Dates: 01/09 - 05/14 (5yrs 4mths)
Position: Consultant / Senior Business Analyst
Employer: Cognizant Technology Solutions India Pvt. Ltd
Country: INDIA

Please note that the Department of Immigration and Border Protection reserves the right to undertake
further investigation regarding your skilled employment experience.

While the ACS is authorised to assess ICT skills assessments, the final decision in awarding points
remains with the Department of Immigration and Border Protection.

This assessment is valid for a period of 24 months from the date of this letter.

Any help in this would be really appreciated


----------



## Danav_Singh (Sep 1, 2014)

secure12345 said:


> Hi All,
> 
> I have 6 years and 11 months of experience as a ICT Business Analyst from various IT organizations and got a +positive assessment from ACS on August 6th 2014.
> 
> ...


Its 0 points. its clearly written that Experience after September 2013 will be considered as skilled. there can't be any second opinion on this. Beware of such agents who misleads to get your hard earned money.


----------



## GinjaNINJA (Apr 29, 2014)

also to add to Danav's response nothing has been mentioned about your degree this means neither can you claim 15 points for education unless its assessed by Vetasses.
Work Experience = 0 points for sure.


----------



## secure12345 (Oct 9, 2014)

I had talked to a guy once who had done an assessment with ACS and had a BCOM. 

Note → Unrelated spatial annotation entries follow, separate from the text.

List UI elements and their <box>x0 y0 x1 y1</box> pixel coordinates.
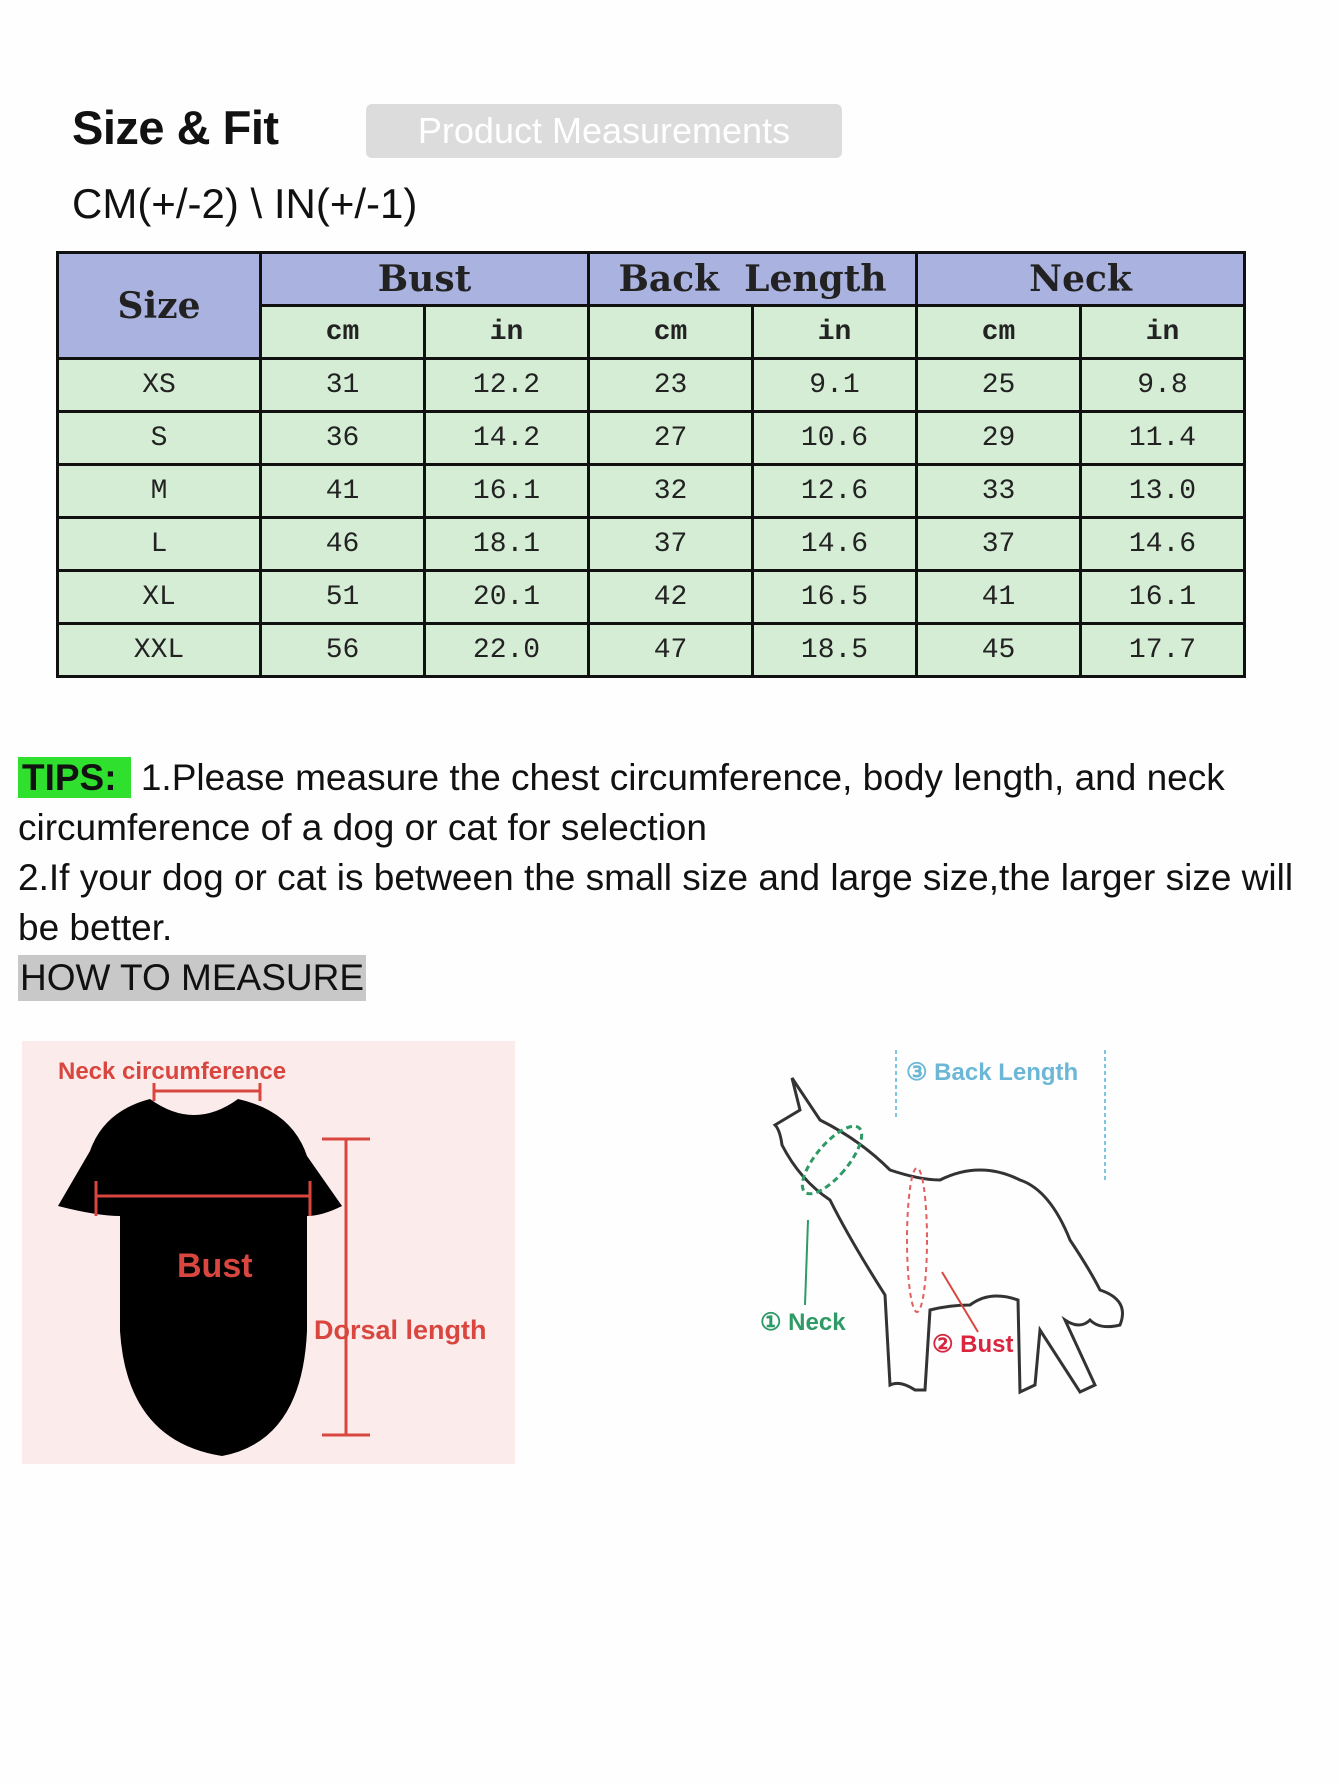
table-row: XL 51 20.1 42 16.5 41 16.1 <box>56 569 1246 625</box>
measurement-cell: 11.4 <box>1079 410 1246 466</box>
measurement-cell: 23 <box>587 357 754 413</box>
garment-diagram: Neck circumference Bust Dorsal length <box>22 1041 515 1464</box>
measurement-cell: 18.5 <box>751 622 918 678</box>
size-cell: L <box>56 516 262 572</box>
measurement-cell: 56 <box>259 622 426 678</box>
tip-2: 2.If your dog or cat is between the smal… <box>18 857 1294 948</box>
size-cell: XL <box>56 569 262 625</box>
table-row: XXL 56 22.0 47 18.5 45 17.7 <box>56 622 1246 678</box>
unit-header: in <box>1079 304 1246 360</box>
measurement-cell: 16.1 <box>423 463 590 519</box>
measurement-cell: 13.0 <box>1079 463 1246 519</box>
dorsal-length-label: Dorsal length <box>314 1315 487 1345</box>
measurement-cell: 20.1 <box>423 569 590 625</box>
tips-section: TIPS: 1.Please measure the chest circumf… <box>18 753 1338 1003</box>
neck-header: Neck <box>915 251 1246 307</box>
measurement-cell: 14.2 <box>423 410 590 466</box>
measurement-cell: 16.1 <box>1079 569 1246 625</box>
tip-1: 1.Please measure the chest circumference… <box>18 757 1225 848</box>
tips-label: TIPS: <box>18 757 131 798</box>
measurement-cell: 25 <box>915 357 1082 413</box>
measurement-cell: 14.6 <box>751 516 918 572</box>
measurement-cell: 46 <box>259 516 426 572</box>
back-length-header: Back Length <box>587 251 918 307</box>
measurement-cell: 47 <box>587 622 754 678</box>
measurement-cell: 12.6 <box>751 463 918 519</box>
neck-circumference-label: Neck circumference <box>58 1058 286 1085</box>
table-row: S 36 14.2 27 10.6 29 11.4 <box>56 410 1246 466</box>
measurement-cell: 41 <box>915 569 1082 625</box>
garment-shape <box>58 1099 342 1456</box>
measurement-cell: 37 <box>915 516 1082 572</box>
measurement-cell: 16.5 <box>751 569 918 625</box>
measurement-cell: 51 <box>259 569 426 625</box>
measurement-cell: 32 <box>587 463 754 519</box>
table-row: L 46 18.1 37 14.6 37 14.6 <box>56 516 1246 572</box>
measurement-cell: 42 <box>587 569 754 625</box>
unit-header: in <box>751 304 918 360</box>
measurement-cell: 37 <box>587 516 754 572</box>
measurement-cell: 10.6 <box>751 410 918 466</box>
size-cell: M <box>56 463 262 519</box>
bust-label: ② Bust <box>932 1331 1014 1358</box>
table-row: M 41 16.1 32 12.6 33 13.0 <box>56 463 1246 519</box>
size-cell: S <box>56 410 262 466</box>
measurement-cell: 27 <box>587 410 754 466</box>
dog-diagram: ③ Back Length ① Neck ② Bust <box>720 1040 1200 1410</box>
size-cell: XXL <box>56 622 262 678</box>
measurement-cell: 45 <box>915 622 1082 678</box>
measurement-cell: 41 <box>259 463 426 519</box>
product-measurements-tab[interactable]: Product Measurements <box>366 104 842 158</box>
measurement-cell: 17.7 <box>1079 622 1246 678</box>
page-title: Size & Fit <box>72 101 279 154</box>
measurement-cell: 12.2 <box>423 357 590 413</box>
bust-header: Bust <box>259 251 590 307</box>
measurement-cell: 18.1 <box>423 516 590 572</box>
measurement-cell: 31 <box>259 357 426 413</box>
how-to-measure-label: HOW TO MEASURE <box>18 955 367 1001</box>
size-cell: XS <box>56 357 262 413</box>
measurement-cell: 33 <box>915 463 1082 519</box>
unit-header: cm <box>259 304 426 360</box>
size-table: Size Bust Back Length Neck cm in cm in c… <box>56 251 1246 678</box>
back-length-label: ③ Back Length <box>906 1059 1078 1086</box>
measurement-cell: 9.8 <box>1079 357 1246 413</box>
measurement-cell: 36 <box>259 410 426 466</box>
table-row: XS 31 12.2 23 9.1 25 9.8 <box>56 357 1246 413</box>
unit-header: in <box>423 304 590 360</box>
measurement-cell: 29 <box>915 410 1082 466</box>
dog-outline <box>772 1077 1124 1395</box>
bust-label: Bust <box>177 1247 253 1285</box>
size-header: Size <box>56 251 262 360</box>
tolerance-note: CM(+/-2) \ IN(+/-1) <box>72 180 418 227</box>
neck-label: ① Neck <box>760 1309 846 1336</box>
measurement-cell: 22.0 <box>423 622 590 678</box>
unit-header: cm <box>915 304 1082 360</box>
measurement-cell: 9.1 <box>751 357 918 413</box>
measurement-cell: 14.6 <box>1079 516 1246 572</box>
unit-header: cm <box>587 304 754 360</box>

ACS will only give advice on a degree if its an ICT degree. It will not give an advice on a non-ICT qualification.

The same was confirmed by my MARA agent where we got the desired points by Vetasses assessment.


----------



## pori37 (Apr 14, 2015)

hi

can anyone share roles and responsibilties as business analyst with +ve acs pls


----------



## Indranilsen78 (Jul 28, 2015)

Hi secure12345 can you please share ur id as i have some queries


----------